I was greeted, not without much embarrassment--owing, I suppose, to my
dress--but still with unaffected and honest kindness. Dame Coulter was
just leaving the wash-tub to get ready her one o’clock meal against her
good man’s return from a deep wood about a mile distant among the hills,
where he was chopping by day’s-work--seventy-five cents per day and
found himself. The washing being done outside the main building, under
an infirm-looking old shed, the dame stood upon a half-rotten, soaked
board to protect her feet, as well as might be, from the penetrating
damp of the bare ground; hence she looked pale and chill.
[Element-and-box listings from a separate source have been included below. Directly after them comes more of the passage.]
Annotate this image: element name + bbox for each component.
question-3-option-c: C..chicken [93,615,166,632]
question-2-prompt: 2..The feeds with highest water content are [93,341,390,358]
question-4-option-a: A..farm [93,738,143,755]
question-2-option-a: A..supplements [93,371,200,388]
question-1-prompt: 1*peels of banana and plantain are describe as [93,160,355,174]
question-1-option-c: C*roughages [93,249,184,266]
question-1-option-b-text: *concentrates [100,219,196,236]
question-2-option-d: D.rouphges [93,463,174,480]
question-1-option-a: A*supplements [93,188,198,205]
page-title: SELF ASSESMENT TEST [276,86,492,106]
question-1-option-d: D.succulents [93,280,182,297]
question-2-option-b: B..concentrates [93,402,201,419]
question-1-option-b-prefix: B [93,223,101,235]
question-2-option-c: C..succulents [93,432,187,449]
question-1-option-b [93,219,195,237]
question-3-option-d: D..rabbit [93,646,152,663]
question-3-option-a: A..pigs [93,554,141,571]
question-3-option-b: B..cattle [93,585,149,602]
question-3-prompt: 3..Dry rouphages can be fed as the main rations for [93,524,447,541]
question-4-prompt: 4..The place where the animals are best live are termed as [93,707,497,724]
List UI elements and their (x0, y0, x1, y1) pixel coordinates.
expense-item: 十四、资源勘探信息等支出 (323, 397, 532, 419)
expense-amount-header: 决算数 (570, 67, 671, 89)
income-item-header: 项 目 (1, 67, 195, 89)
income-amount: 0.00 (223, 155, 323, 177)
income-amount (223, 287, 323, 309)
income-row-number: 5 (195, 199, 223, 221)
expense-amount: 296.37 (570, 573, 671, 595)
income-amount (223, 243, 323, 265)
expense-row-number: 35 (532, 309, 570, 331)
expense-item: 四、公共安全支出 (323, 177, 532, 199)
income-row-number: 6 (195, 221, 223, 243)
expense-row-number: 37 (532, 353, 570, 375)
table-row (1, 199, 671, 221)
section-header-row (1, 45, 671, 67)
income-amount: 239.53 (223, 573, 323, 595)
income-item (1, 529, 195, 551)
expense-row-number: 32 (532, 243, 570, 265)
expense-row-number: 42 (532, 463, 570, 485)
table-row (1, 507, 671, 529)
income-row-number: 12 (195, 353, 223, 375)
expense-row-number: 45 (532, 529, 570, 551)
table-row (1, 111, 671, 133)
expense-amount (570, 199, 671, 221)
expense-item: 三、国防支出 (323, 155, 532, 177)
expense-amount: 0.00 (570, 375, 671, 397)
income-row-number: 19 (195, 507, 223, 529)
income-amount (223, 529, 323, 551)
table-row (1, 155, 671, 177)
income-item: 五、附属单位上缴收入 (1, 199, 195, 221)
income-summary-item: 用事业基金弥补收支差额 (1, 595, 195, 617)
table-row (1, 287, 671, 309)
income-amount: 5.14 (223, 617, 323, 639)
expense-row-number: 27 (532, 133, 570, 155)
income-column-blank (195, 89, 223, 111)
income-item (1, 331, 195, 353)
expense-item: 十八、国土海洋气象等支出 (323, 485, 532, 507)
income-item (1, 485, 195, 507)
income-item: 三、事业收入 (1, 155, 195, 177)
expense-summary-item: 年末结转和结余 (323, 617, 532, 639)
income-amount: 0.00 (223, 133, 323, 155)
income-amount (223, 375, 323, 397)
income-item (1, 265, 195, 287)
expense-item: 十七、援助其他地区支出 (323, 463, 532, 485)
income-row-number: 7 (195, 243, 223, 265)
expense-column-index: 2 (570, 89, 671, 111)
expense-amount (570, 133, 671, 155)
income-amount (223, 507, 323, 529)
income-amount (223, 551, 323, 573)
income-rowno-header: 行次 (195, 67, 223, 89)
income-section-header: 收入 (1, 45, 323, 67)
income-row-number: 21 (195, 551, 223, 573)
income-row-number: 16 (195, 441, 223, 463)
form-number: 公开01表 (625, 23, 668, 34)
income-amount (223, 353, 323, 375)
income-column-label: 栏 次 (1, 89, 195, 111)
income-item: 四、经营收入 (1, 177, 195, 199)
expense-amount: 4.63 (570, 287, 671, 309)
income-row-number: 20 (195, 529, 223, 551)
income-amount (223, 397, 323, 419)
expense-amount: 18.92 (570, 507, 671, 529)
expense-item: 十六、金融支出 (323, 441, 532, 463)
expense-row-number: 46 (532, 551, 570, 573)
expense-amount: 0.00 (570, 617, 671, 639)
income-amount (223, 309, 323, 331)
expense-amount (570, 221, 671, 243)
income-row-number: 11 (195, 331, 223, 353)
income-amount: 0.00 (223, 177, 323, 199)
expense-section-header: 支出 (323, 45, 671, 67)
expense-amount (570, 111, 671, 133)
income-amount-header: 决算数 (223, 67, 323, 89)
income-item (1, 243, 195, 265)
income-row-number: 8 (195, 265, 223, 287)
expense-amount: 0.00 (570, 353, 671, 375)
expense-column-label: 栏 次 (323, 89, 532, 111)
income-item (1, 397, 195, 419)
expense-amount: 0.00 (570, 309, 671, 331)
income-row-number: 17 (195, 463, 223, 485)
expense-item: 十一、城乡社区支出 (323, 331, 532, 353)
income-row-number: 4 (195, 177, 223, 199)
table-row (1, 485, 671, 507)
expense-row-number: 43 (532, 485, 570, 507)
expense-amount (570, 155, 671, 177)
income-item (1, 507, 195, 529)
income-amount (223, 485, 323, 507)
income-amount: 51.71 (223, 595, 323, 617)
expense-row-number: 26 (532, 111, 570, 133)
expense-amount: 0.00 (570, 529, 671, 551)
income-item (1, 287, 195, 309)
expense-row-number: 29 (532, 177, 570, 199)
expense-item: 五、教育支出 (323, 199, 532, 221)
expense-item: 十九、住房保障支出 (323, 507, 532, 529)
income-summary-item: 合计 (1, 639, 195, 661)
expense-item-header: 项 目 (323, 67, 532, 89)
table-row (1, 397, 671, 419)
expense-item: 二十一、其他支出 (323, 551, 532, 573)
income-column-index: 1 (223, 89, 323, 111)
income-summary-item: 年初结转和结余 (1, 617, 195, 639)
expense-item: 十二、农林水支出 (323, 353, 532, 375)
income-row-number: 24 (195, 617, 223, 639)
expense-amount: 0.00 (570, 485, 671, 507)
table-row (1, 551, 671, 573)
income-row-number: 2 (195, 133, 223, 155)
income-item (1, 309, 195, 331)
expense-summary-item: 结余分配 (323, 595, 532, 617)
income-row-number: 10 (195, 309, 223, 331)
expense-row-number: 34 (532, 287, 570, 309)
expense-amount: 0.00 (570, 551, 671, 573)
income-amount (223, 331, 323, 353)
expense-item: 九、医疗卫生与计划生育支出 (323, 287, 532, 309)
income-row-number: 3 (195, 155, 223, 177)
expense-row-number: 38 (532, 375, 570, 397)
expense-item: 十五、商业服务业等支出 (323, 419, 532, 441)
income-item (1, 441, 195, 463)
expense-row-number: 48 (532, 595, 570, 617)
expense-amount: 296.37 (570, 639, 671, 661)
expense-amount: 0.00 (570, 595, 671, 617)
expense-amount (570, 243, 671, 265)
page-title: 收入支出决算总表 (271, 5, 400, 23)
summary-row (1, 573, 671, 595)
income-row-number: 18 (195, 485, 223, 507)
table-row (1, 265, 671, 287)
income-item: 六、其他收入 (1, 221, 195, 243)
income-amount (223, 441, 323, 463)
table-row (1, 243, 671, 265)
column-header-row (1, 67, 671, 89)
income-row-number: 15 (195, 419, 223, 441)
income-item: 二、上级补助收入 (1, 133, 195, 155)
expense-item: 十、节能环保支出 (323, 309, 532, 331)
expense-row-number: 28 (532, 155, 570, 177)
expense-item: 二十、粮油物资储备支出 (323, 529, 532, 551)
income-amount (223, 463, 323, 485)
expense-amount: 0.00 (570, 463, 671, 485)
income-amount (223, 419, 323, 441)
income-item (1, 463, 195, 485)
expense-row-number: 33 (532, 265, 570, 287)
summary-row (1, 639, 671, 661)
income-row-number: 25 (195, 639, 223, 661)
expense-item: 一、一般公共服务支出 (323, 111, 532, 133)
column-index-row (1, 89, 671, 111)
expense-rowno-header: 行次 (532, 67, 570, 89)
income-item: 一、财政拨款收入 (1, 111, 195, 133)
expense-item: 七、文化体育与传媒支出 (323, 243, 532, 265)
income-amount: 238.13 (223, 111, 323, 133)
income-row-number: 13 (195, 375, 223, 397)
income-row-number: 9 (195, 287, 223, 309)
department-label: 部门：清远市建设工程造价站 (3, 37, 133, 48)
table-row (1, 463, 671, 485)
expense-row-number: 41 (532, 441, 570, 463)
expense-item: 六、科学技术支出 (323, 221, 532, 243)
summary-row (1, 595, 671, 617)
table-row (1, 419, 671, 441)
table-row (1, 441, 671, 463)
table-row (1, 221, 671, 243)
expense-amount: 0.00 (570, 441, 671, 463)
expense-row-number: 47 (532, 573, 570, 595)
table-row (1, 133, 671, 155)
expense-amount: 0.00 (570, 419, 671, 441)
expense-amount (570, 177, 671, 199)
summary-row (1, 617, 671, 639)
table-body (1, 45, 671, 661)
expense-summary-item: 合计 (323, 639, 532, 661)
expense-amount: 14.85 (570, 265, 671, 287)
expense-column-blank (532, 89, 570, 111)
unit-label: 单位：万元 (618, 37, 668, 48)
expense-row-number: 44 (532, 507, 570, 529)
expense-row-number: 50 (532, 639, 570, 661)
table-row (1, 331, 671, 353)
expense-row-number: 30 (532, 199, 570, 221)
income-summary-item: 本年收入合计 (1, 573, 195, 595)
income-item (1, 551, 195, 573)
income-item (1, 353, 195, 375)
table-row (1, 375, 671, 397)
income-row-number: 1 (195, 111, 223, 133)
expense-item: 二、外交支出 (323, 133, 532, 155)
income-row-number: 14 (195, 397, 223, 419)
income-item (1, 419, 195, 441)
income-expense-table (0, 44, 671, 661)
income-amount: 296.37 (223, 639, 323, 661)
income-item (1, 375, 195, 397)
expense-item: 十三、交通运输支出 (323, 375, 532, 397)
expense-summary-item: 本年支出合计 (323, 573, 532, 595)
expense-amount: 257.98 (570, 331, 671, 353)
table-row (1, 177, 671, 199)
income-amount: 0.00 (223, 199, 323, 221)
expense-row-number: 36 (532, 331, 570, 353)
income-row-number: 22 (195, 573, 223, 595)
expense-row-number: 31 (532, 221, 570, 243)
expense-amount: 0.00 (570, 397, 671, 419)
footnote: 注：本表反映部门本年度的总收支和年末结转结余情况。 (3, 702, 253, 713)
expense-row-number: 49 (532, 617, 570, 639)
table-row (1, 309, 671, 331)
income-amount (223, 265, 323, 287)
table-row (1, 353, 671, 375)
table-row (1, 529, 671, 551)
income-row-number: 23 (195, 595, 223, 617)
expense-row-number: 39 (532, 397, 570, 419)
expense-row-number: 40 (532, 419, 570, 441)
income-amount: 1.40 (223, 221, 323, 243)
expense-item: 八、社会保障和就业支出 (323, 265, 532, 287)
But her
paleness had still another and more secret cause--the paleness of a
mother-to-be. A quiet, fathomless heart-trouble, too, couched beneath
the mild, resigned blue of her soft and wife-like eye. But she smiled
upon me, as apologising for the unavoidable disorder of a Monday and a
washing-day, and, conducting me into the kitchen, set me down in the
best seat it had--an old-fashioned chair of an enfeebled constitution.
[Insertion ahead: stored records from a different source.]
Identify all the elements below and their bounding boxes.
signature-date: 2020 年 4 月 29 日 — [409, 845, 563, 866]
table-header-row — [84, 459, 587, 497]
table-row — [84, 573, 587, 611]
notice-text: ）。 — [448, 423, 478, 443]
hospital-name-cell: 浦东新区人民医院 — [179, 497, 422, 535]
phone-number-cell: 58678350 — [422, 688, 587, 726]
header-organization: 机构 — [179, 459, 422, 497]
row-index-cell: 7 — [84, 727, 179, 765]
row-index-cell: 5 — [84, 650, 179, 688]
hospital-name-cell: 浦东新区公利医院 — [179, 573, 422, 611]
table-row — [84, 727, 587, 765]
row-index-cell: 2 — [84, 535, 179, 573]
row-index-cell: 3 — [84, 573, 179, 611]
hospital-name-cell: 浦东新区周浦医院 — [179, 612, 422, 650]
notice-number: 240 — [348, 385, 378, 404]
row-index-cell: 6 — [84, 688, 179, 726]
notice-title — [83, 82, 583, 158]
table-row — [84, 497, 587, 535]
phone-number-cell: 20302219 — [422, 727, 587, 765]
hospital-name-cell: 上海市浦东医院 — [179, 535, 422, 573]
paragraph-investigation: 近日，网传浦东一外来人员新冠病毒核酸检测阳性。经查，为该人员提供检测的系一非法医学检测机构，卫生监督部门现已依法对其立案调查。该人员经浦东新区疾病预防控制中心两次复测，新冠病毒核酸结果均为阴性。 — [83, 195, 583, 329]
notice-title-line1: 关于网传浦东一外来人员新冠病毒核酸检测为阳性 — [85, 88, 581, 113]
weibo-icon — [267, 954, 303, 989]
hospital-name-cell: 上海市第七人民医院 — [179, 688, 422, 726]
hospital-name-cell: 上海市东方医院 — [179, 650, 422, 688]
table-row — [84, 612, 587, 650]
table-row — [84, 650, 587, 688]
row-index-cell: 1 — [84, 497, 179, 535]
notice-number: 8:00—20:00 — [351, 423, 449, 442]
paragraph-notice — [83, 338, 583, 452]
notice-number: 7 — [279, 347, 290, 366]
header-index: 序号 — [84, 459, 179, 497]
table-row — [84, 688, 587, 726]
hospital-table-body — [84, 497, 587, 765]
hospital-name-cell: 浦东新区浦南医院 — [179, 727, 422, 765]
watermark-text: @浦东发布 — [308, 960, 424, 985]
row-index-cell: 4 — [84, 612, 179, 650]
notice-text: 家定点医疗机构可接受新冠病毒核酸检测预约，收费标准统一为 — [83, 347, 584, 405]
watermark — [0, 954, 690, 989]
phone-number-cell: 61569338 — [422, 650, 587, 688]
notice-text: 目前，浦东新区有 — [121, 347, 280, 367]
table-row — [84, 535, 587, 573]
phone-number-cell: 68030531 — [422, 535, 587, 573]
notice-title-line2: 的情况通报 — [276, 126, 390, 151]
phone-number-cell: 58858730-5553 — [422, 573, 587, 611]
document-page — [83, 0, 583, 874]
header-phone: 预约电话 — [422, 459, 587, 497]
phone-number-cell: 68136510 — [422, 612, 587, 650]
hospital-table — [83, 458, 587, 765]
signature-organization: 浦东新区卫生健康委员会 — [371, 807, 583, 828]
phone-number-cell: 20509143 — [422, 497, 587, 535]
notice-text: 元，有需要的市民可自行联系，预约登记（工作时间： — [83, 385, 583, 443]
I thanked her; and sat rubbing my hands before the ineffectual low fire,
and--unobservantly as I could--glancing now and then about the room,
while the good woman, throwing on more sticks, said she was sorry the
room was no warmer. Something more she said, too--not repiningly,
however--of the fuel, as old and damp; picked-up sticks in Squire
Teamster’s forest, where her husband was chopping the sappy logs of the
living tree for the Squire’s fires. It needed not her remark, whatever
it was, to convince me of the inferior quality of the sticks; some being
quite mossy and toad-stooled with long lying bedded among the
accumulated dead leaves of many autumns. They made a sad hissing, and
vain spluttering enough.
‘You must rest yourself here till dinner-time, at least,’ said the dame;
‘what I have you are heartily welcome to.’
I thanked her again, and begged her not to heed my presence in the
least, but go on with her usual affairs.